Free agency is a mark of human beings as such. All humans are free agents in the sense that they make their own decisions as to what they will do, choosing as they please in the light of their sense of right and wrong and the inclinations they feel. Thus they are moral agents, answerable to God and each other for their voluntary choices. So was Adam, both before and after he sinned; so are we now, and so are the glorified saints who are confirmed in grace in such a sense that they no longer have it in them to sin. Inability to sin will be one of the delights and glories of heaven, but it will not terminate anyone’s humanness; glorified saints will still make choices in accordance with their nature, and those choices will not be any the less the product of human free agency just because they will always be good and right.
Free will, however, has been defined by Christian teachers from the second century on as the ability to choose all the moral options that a situation offers, and Augustine affirmed against Pelagius and most of the Greek Fathers that original sin has robbed us of free will in this sense. We have no natural ability to discern and choose God’s way because we have no natural inclination Godward; our hearts are in bondage to sin, and only the grace of regeneration can free us from that slavery. This, for substance, was what Paul taught in Romans 6:16-23; only the freed will (Paul says, the freed person) freely and heartily chooses righteousness. A permanent love of righteousness—that is, an inclination of heart to the way of living that pleases God—is one aspect of the freedom that Christ gives (John 8:34-36; Galatians 5:1, Galatians 5:13).

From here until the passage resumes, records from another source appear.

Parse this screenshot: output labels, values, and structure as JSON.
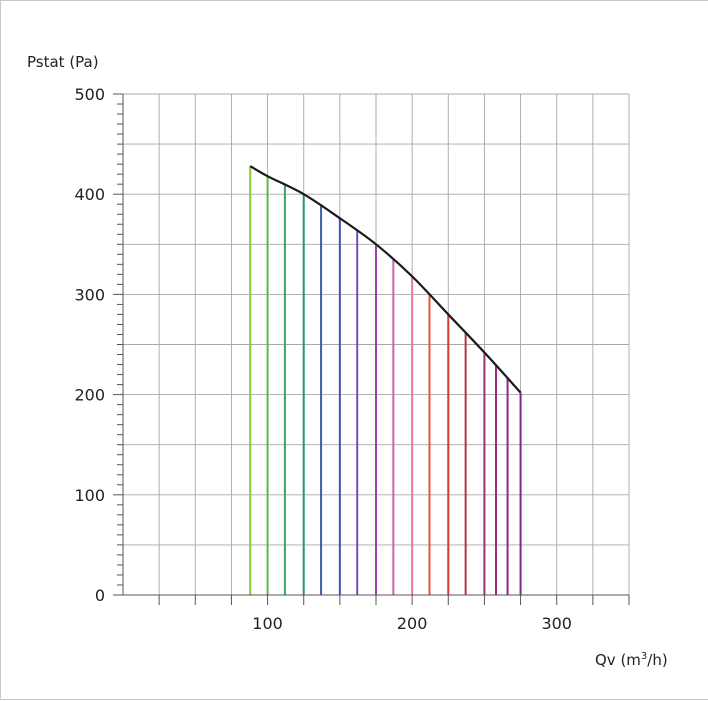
{
  "chart_data": {
    "type": "line",
    "title": "",
    "ylabel": "Pstat (Pa)",
    "xlabel": {
      "base": "Qv (m",
      "sup": "3",
      "tail": "/h)"
    },
    "xlim": [
      0,
      350
    ],
    "ylim": [
      0,
      500
    ],
    "x_ticks": [
      100,
      200,
      300
    ],
    "y_ticks": [
      0,
      100,
      200,
      300,
      400,
      500
    ],
    "x_grid_step": 25,
    "y_grid_step": 50,
    "y_minor_step": 10,
    "grid": true,
    "curve": {
      "color": "#1a1a1a",
      "points": [
        [
          88,
          428
        ],
        [
          100,
          418
        ],
        [
          125,
          400
        ],
        [
          150,
          376
        ],
        [
          175,
          350
        ],
        [
          200,
          318
        ],
        [
          225,
          280
        ],
        [
          250,
          242
        ],
        [
          275,
          202
        ]
      ]
    },
    "stems": [
      {
        "x": 88,
        "color": "#8cc63f"
      },
      {
        "x": 100,
        "color": "#5cb84a"
      },
      {
        "x": 112,
        "color": "#3aa860"
      },
      {
        "x": 125,
        "color": "#2a8f7a"
      },
      {
        "x": 137,
        "color": "#3a5fb0"
      },
      {
        "x": 150,
        "color": "#4a4fb8"
      },
      {
        "x": 162,
        "color": "#7a4ab8"
      },
      {
        "x": 175,
        "color": "#a040b0"
      },
      {
        "x": 187,
        "color": "#d060b0"
      },
      {
        "x": 200,
        "color": "#e8789a"
      },
      {
        "x": 212,
        "color": "#e05a3a"
      },
      {
        "x": 225,
        "color": "#d03a30"
      },
      {
        "x": 237,
        "color": "#b8304a"
      },
      {
        "x": 250,
        "color": "#a03070"
      },
      {
        "x": 258,
        "color": "#9a2a80"
      },
      {
        "x": 266,
        "color": "#8a2a8a"
      },
      {
        "x": 275,
        "color": "#7a2a8c"
      }
    ]
  }
}
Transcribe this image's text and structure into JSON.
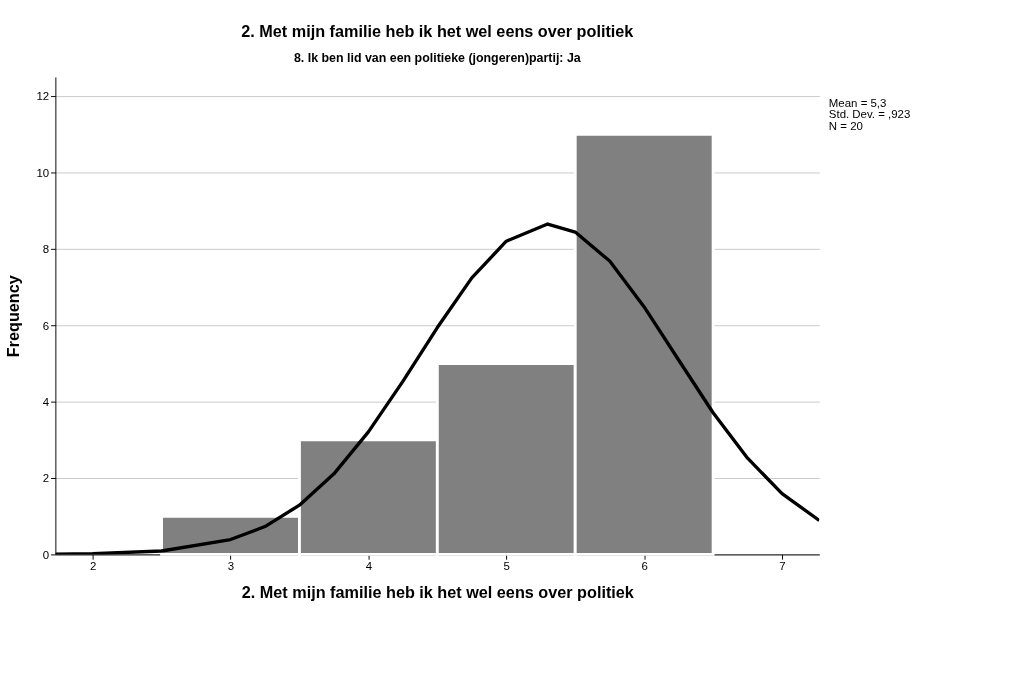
{
  "chart_data": {
    "type": "histogram",
    "title": "2. Met mijn familie heb ik het wel eens over politiek",
    "subtitle": "8. Ik ben lid van een politieke (jongeren)partij: Ja",
    "xlabel": "2. Met mijn familie heb ik het wel eens over politiek",
    "ylabel": "Frequency",
    "bins": [
      2.5,
      3.5,
      4.5,
      5.5,
      6.5
    ],
    "values": [
      1,
      3,
      5,
      11
    ],
    "color": "#808080",
    "series": [
      {
        "type": "line",
        "color": "#000000",
        "x": [
          1.73,
          2,
          2.5,
          3,
          3.25,
          3.5,
          3.75,
          4,
          4.25,
          4.5,
          4.75,
          5,
          5.3,
          5.5,
          5.75,
          6,
          6.25,
          6.5,
          6.75,
          7,
          7.27
        ],
        "values": [
          0.01,
          0.02,
          0.09,
          0.39,
          0.73,
          1.29,
          2.11,
          3.21,
          4.53,
          5.94,
          7.24,
          8.2,
          8.65,
          8.44,
          7.68,
          6.48,
          5.09,
          3.71,
          2.52,
          1.59,
          0.89
        ]
      }
    ],
    "xlim": [
      1.73,
      7.27
    ],
    "xticks": [
      2,
      3,
      4,
      5,
      6,
      7
    ],
    "ylim": [
      0,
      12.5
    ],
    "yticks": [
      0,
      2,
      4,
      6,
      8,
      10,
      12
    ],
    "grid": "y",
    "line_style": "solid",
    "annotations": [
      "Mean = 5,3",
      "Std. Dev. = ,923",
      "N = 20"
    ]
  }
}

It is worth observing that will is an abstraction. My will is not a part of me which I choose to move or not to move, like my hand or my foot; it is precisely me choosing to act and then going into action. The truth about free agency, and about Christ freeing sin’s slave from sin’s dominion, can be expressed more clearly if the word will is dropped and each person says: I am the morally responsible free agency; I am the slave of sin whom Christ must liberate; I am the fallen being who only have it in me to choose against God till God renews my heart.
~Packer, J. I. (1993). Concise theology: a guide to historic Christian beliefs. Wheaton, IL: Tyndale House.